Court decision to permit offshore exploratory drilling projects in Newfoundland and Labrador
Three environmental groups have appealed a court decision which permits offshore exploratory drilling projects in Newfoundland and Labrador to proceed.
In its decision, the Federal Court upheld the federal government’s regional assessment of exploratory oil and gas drilling in the province’s offshore waters. The court ruled that the assessment’s final report did not contain any material deficiencies and therefore, could not be set aside on that basis.
The court also upheld a regulation exempting future exploration drilling activities in the region from further scrutiny under the Impact Assessment Act of 2019. It held that the regulation met the “hallmarks of transparency, justification and intelligibility” and was “justified in light of the relevant factual and legal constraints.”
On January 11, lawyers from Ecojustice Canada, representing the Sierra Club Canada Foundation, World Wildlife Fund Canada and Ecology Action Centre, filed the appeal with the Federal Court of Appeal.

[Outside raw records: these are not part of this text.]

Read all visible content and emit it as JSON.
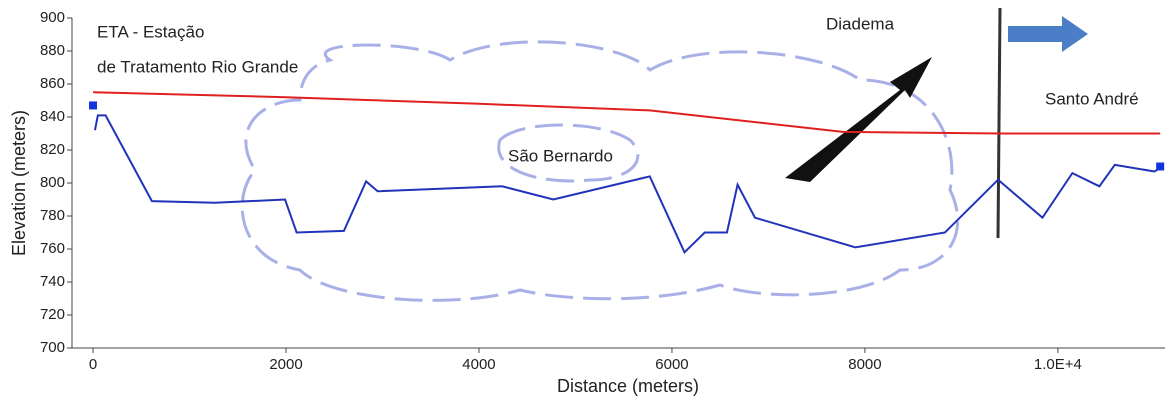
{
  "chart_data": {
    "type": "line",
    "x_label": "Distance (meters)",
    "y_label": "Elevation (meters)",
    "xlim": [
      -218,
      11110
    ],
    "ylim": [
      700,
      900
    ],
    "xticks": [
      0,
      2000,
      4000,
      6000,
      8000,
      {
        "value": 10000,
        "label": "1.0E+4"
      }
    ],
    "yticks": [
      700,
      720,
      740,
      760,
      780,
      800,
      820,
      840,
      860,
      880,
      900
    ],
    "annotations": [
      "ETA - Estação",
      "de Tratamento Rio Grande",
      "Diadema",
      "Santo André",
      "São Bernardo"
    ],
    "series": [
      {
        "color": "#2233bb",
        "x": [
          20,
          50,
          130,
          610,
          1260,
          1990,
          2110,
          2600,
          2830,
          2950,
          4240,
          4770,
          5770,
          6130,
          6340,
          6570,
          6680,
          6860,
          7900,
          8830,
          9380,
          9840,
          10150,
          10430,
          10590,
          11000,
          11060
        ],
        "values": [
          832,
          841,
          841,
          789,
          788,
          790,
          770,
          771,
          801,
          795,
          798,
          790,
          804,
          758,
          770,
          770,
          799,
          779,
          761,
          770,
          802,
          779,
          806,
          798,
          811,
          807,
          809
        ]
      },
      {
        "color": "#e02020",
        "x": [
          0,
          2000,
          4000,
          5770,
          7770,
          9400,
          11060
        ],
        "values": [
          855,
          852,
          848,
          844,
          831,
          830,
          830
        ]
      }
    ],
    "endpoints": {
      "color": "#1133dd",
      "x": [
        0,
        11060
      ],
      "values": [
        847,
        810
      ]
    }
  }
}
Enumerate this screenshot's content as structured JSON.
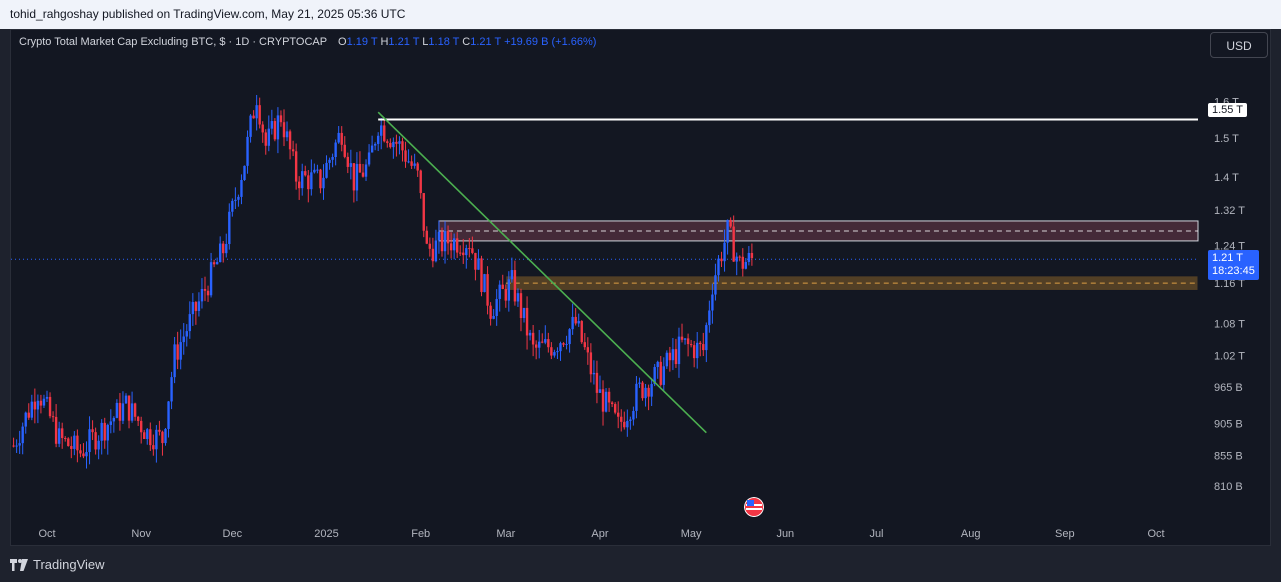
{
  "topbar": {
    "text": "tohid_rahgoshay published on TradingView.com, May 21, 2025 05:36 UTC"
  },
  "legend": {
    "title": "Crypto Total Market Cap Excluding BTC, $ · 1D · CRYPTOCAP",
    "o_label": "O",
    "o_value": "1.19 T",
    "h_label": "H",
    "h_value": "1.21 T",
    "l_label": "L",
    "l_value": "1.18 T",
    "c_label": "C",
    "c_value": "1.21 T",
    "change": "+19.69 B (+1.66%)"
  },
  "currency_button": "USD",
  "price_tag": "1.55 T",
  "live_price": "1.21 T",
  "live_countdown": "18:23:45",
  "footer": {
    "brand": "TradingView"
  },
  "colors": {
    "up": "#2962ff",
    "down": "#f23645",
    "background": "#131722",
    "trendline": "#4caf50",
    "resistance_zone": "#6e3a4a",
    "support_zone": "#a0702a"
  },
  "chart_data": {
    "type": "candlestick",
    "title": "Crypto Total Market Cap Excluding BTC",
    "interval": "1D",
    "x_ticks": [
      "Oct",
      "Nov",
      "Dec",
      "2025",
      "Feb",
      "Mar",
      "Apr",
      "May",
      "Jun",
      "Jul",
      "Aug",
      "Sep",
      "Oct"
    ],
    "y_ticks": [
      "1.6 T",
      "1.5 T",
      "1.4 T",
      "1.32 T",
      "1.24 T",
      "1.16 T",
      "1.08 T",
      "1.02 T",
      "965 B",
      "905 B",
      "855 B",
      "810 B"
    ],
    "y_scale": "log",
    "ylim_billions": [
      790,
      1680
    ],
    "close_path_billions": [
      [
        "2024-09-20",
        870
      ],
      [
        "2024-09-28",
        960
      ],
      [
        "2024-10-05",
        880
      ],
      [
        "2024-10-12",
        860
      ],
      [
        "2024-10-20",
        900
      ],
      [
        "2024-10-27",
        935
      ],
      [
        "2024-11-03",
        890
      ],
      [
        "2024-11-08",
        880
      ],
      [
        "2024-11-12",
        1020
      ],
      [
        "2024-11-20",
        1120
      ],
      [
        "2024-11-28",
        1230
      ],
      [
        "2024-12-05",
        1440
      ],
      [
        "2024-12-09",
        1620
      ],
      [
        "2024-12-12",
        1480
      ],
      [
        "2024-12-17",
        1560
      ],
      [
        "2024-12-22",
        1400
      ],
      [
        "2024-12-30",
        1390
      ],
      [
        "2025-01-06",
        1520
      ],
      [
        "2025-01-10",
        1390
      ],
      [
        "2025-01-15",
        1430
      ],
      [
        "2025-01-18",
        1540
      ],
      [
        "2025-01-26",
        1470
      ],
      [
        "2025-01-31",
        1400
      ],
      [
        "2025-02-03",
        1230
      ],
      [
        "2025-02-10",
        1250
      ],
      [
        "2025-02-17",
        1250
      ],
      [
        "2025-02-24",
        1110
      ],
      [
        "2025-03-03",
        1160
      ],
      [
        "2025-03-10",
        1030
      ],
      [
        "2025-03-17",
        1040
      ],
      [
        "2025-03-24",
        1080
      ],
      [
        "2025-03-31",
        960
      ],
      [
        "2025-04-07",
        900
      ],
      [
        "2025-04-14",
        960
      ],
      [
        "2025-04-21",
        990
      ],
      [
        "2025-04-28",
        1040
      ],
      [
        "2025-05-05",
        1030
      ],
      [
        "2025-05-08",
        1160
      ],
      [
        "2025-05-13",
        1270
      ],
      [
        "2025-05-17",
        1200
      ],
      [
        "2025-05-21",
        1210
      ]
    ],
    "last_price": "1.21 T",
    "horizontal_line": {
      "price": "1.55 T",
      "from": "2025-01-18"
    },
    "trendline": {
      "from": [
        "2025-01-18",
        1570
      ],
      "to": [
        "2025-05-06",
        890
      ]
    },
    "zones": [
      {
        "name": "resistance",
        "from": "2025-02-07",
        "low": 1250,
        "high": 1295
      },
      {
        "name": "support",
        "from": "2025-03-01",
        "low": 1145,
        "high": 1175
      }
    ]
  }
}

In a released statement, Ecojustice said that the assessment did not meet legal requirements for failing to consider the cumulative effects of all exploratory drilling projects in the province. It also said that the assessment sets a “poor and dangerous” precedent for future regional assessments, which could otherwise be a promising protective mechanism under the Impact Assessment Act.
Ecojustice also warned that the increased exploration activity in the province puts marine ecosystems at risk and threatens Canada’s ability to reach net-zero emissions by 2050.
“To address the climate and biodiversity crises, Canada needs impact assessment laws that provide the highest standard of environmental protection,” said Jordy Thomson, Ecology Action Centre senior marine coordinator. “We are appealing this decision to strengthen the Impact Assessment Act and help safeguard sensitive Atlantic marine life.”